Miss Fisher, warming at once, noticed that Miss Searle looked at a loss, and took over. It turned out that the factory nurse had trained at her hospital; the girl seemed shyly pleased by this link.

Tea came in, and was amicably taken. No addition to their number appeared. Both Miss Fisher and Miss Searle had almost forgotten to notice it. Each felt that she had gained in some sort an ally, a support not irritatingly intrusive, but comforting in reserve. At the same time each felt that here would be someone on whom the other could be dumped without difficulty or the creation of resentment. She had a foot, as it were, in both their camps.
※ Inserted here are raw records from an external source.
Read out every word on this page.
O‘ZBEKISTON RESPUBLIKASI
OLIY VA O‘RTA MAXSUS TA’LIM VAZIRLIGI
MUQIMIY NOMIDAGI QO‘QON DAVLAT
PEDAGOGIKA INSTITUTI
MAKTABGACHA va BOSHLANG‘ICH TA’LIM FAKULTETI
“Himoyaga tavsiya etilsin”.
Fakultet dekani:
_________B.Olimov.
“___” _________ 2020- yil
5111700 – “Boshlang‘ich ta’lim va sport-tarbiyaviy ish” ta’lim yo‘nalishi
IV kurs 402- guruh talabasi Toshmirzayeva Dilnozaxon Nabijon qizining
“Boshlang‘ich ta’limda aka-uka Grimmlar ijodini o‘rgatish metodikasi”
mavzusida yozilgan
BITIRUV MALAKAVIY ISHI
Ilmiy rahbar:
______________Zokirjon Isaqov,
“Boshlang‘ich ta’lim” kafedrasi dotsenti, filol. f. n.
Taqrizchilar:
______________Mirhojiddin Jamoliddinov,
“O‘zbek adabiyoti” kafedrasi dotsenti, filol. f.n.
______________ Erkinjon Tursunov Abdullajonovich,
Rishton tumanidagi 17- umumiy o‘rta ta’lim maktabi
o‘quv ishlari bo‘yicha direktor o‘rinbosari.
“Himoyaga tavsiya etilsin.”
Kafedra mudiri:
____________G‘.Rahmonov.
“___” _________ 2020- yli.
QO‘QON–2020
It was only a step, from this, to recommending walks or excursions which they felt sure she would enjoy. Each was privately considering an invitation when better occupation failed, but awaited the absence of the other in order to avoid an awkward threesome. At this point, however, the girl’s shyness seemed to descend with more than its first acuteness. She said she had brought a map and things with her, and had a few plans worked out. Her voice was suddenly like a civil boy’s when his arrangements are intruded on by well-meaning adults. Had her nervousness not been so evident, they would have thought her rude. As it was, they renewed their efforts to put her at her ease.